Все были до того внимательны, что поочередно малость заговаривались.
Наконец мы согласовали формулировки протокола и описание траектории пуль, одна из которых засела в позвоночнике. Найти ее мы не сумели. Робинзона так с нею и схоронили. Другие отыскались. Они застряли в такси. Бой у револьвера был сильный.
Вернулась Софья — она бегала домой за моим пальто. Она все целовала меня и прижималась ко мне, словно я тоже собирался умереть или исчезнуть.
— Да никуда я не денусь! — твердил я ей.
Но она не успокаивалась.
У носилок мы разговорились с секретарем комиссариата, который, по его словам, и не такое видел — убийства, не убийства, несчастные случаи — и был не прочь разом поделиться с нами всем своим опытом. Уйти мы боялись — вдруг сочтет за обиду. Он же был такой любезный. Ему приятно было поболтать с образованными людьми, не хулиганьем. Чтобы не огорчать его, в комиссариате пришлось подзадержаться.

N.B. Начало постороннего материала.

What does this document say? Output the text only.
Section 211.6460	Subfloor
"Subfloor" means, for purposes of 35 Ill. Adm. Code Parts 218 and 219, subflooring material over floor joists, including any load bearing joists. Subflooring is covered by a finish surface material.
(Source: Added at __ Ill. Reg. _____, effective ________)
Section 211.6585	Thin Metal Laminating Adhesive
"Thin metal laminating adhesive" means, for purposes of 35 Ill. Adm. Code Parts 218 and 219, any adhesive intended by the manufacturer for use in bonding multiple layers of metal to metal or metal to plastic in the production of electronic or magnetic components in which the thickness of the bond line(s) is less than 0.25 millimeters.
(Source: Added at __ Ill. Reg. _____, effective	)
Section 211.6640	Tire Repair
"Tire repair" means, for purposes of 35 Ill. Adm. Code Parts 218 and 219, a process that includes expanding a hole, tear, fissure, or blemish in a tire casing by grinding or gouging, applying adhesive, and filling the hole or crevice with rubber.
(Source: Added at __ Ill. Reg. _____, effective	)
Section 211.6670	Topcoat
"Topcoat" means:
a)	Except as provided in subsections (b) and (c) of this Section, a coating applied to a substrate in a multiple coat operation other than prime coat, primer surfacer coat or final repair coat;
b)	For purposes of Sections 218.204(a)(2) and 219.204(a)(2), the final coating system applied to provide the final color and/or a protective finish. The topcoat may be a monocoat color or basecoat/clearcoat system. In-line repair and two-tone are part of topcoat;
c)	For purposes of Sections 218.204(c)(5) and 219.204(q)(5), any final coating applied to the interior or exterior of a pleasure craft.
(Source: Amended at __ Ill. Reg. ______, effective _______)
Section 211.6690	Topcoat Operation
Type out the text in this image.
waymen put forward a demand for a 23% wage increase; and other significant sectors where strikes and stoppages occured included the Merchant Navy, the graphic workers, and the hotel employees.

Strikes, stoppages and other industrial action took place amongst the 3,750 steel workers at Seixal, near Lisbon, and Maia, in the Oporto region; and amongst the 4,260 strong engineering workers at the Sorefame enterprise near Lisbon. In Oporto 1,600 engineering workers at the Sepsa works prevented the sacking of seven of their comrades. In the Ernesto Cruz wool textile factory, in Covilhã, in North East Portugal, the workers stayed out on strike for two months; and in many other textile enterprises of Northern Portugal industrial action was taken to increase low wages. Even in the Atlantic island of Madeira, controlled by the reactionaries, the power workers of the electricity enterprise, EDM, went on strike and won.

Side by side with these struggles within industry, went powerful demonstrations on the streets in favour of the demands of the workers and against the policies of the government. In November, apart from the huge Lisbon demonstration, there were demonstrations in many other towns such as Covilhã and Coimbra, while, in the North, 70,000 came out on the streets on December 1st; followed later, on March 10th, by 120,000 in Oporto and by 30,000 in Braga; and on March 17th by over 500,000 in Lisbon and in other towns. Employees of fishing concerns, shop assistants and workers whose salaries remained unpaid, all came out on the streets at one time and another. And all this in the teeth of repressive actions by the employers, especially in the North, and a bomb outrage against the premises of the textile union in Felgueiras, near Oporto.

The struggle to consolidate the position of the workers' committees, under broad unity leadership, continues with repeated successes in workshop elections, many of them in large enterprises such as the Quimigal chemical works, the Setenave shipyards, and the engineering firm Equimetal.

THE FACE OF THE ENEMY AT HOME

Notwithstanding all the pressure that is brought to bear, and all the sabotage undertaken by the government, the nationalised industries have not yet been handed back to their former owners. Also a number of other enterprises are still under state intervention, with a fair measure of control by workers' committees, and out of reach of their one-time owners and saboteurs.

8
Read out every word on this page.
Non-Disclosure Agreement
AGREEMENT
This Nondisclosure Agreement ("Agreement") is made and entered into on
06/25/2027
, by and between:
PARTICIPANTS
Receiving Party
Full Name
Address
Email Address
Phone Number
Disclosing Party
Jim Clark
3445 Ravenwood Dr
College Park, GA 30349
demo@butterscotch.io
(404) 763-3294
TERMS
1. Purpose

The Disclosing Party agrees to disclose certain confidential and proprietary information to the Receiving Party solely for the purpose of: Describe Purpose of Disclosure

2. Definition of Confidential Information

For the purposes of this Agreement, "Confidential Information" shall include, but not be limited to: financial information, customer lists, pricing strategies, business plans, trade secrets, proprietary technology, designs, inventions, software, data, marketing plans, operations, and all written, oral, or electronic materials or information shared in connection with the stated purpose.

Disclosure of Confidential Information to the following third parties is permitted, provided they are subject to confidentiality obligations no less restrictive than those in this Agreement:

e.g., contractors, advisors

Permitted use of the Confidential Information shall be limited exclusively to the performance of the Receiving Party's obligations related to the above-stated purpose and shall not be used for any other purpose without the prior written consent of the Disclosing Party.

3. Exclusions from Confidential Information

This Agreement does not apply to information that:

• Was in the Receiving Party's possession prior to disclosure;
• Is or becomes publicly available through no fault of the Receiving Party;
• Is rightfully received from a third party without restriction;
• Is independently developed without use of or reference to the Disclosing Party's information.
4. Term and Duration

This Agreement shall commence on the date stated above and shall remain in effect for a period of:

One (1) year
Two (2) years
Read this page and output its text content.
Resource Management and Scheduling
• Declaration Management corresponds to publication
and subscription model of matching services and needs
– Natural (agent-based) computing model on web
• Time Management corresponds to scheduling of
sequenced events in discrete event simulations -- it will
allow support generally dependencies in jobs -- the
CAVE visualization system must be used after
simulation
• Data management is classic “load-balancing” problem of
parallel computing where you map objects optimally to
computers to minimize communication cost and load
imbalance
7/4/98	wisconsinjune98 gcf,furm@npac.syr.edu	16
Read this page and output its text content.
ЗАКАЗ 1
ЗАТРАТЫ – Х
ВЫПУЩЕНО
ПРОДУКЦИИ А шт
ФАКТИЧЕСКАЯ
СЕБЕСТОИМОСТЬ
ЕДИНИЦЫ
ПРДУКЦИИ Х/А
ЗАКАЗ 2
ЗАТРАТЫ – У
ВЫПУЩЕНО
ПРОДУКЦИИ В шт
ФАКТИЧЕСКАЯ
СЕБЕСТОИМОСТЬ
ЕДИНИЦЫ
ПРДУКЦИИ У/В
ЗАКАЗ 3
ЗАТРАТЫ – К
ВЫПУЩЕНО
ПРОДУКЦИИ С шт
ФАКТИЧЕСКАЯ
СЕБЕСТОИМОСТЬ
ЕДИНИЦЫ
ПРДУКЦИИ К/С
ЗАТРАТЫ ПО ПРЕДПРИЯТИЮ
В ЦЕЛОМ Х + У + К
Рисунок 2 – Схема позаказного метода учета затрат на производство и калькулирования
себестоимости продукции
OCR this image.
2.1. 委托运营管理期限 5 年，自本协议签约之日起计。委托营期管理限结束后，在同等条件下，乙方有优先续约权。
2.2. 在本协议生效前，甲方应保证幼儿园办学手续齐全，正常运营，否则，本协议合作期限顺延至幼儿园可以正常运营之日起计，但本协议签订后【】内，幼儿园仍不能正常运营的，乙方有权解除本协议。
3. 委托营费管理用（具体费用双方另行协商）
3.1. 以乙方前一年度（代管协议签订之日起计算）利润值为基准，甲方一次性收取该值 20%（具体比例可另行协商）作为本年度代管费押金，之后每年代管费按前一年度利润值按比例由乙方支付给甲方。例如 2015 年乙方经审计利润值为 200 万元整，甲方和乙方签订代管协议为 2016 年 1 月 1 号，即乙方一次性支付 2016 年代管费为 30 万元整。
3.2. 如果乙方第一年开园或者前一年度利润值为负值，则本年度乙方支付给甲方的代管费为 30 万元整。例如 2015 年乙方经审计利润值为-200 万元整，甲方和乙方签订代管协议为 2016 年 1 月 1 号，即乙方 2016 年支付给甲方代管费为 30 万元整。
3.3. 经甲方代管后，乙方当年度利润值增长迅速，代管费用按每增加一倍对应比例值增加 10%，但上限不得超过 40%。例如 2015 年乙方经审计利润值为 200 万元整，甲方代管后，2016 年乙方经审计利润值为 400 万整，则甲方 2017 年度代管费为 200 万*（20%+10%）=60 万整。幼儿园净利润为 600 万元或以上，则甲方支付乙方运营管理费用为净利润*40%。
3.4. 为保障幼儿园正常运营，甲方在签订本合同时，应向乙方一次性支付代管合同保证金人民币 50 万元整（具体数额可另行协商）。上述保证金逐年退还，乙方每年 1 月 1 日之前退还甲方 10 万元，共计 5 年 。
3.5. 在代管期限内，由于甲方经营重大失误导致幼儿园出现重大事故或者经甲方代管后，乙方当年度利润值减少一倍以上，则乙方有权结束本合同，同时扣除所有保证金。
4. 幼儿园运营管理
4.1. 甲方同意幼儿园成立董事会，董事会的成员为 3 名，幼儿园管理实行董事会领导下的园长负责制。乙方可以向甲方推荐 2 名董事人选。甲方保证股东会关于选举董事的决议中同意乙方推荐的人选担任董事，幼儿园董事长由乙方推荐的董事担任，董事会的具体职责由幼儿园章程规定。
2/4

У Суходрокова не было макинтоша. Гюстав, слушая нас, совсем осоловел: разговор убаюкал его мысль. Он сидел с раскрытым ртом и вытягивал толстую шею, словно заглядывая на дежурстве в чью-то машину. По правде сказать, я давным-давно, со студенческих лет, не слышал, чтобы Суходроков произносил столько слов. Он был словно пьян от всего, что случилось за день. Тем не менее мы наконец все-таки собрались домой.
Мы увели с собой Блуда и Софью, по-прежнему то и дело обнимавшую меня. Сила нежности и тревоги, прекрасная сила, преисполняла ее тело и сердце, словом, все. Эта сила переливалась в меня, и мне это мешало: это была не моя сила, а мне нужна была собственная, чтобы когда-нибудь сдохнуть так же блистательно, как Леон. Некогда мне было терять время на кривлянье. «За дело!» — твердил я себе. Только у меня ничего не получалось.
Софья даже не дала мне вернуться и в последний раз посмотреть на покойника. Я так и ушел не оглянувшись. У выхода было написано: «Закрывайте двери!» Суходрокова снова одолела жажда. От разговоров, наверно, слишком долгих разговоров. У бистро на канале мы долго стучали в ставни. Это мне напомнило дорогу на Нуарсер во время войны, такой же готовый погаснуть огонек над дверью. Наконец нам отпер сам хозяин. Он был еще не в курсе. Мы рассказали ему о разыгравшейся драме. «Любовной драме», как уточнил Гюстав.
Из-за речников бистро открывалось на рассвете. К концу ночи шлюз начинает медленно поворачиваться. Потом пейзаж оживает и начинает работать. Берега мало-помалу отделяются от реки, поднимаются, вырастают по обе стороны воды. Из тьмы встает труд. Снова все видно, все просто, все жестко. Вон тут лебедки, вон там заборы вокруг строек, а дальше по дороге возвращаются издалека люди. Они просачиваются сквозь грязный день маленькими продрогшими кучками. Для начала плещут себе в физиономию полные пригоршни света, проходя мимо зари. Идут дальше. Четко различимы пока что лишь их бледные простые лица: все остальное еще во власти ночи. Им также предстоит когда-нибудь сдохнуть. Как они с этим справятся?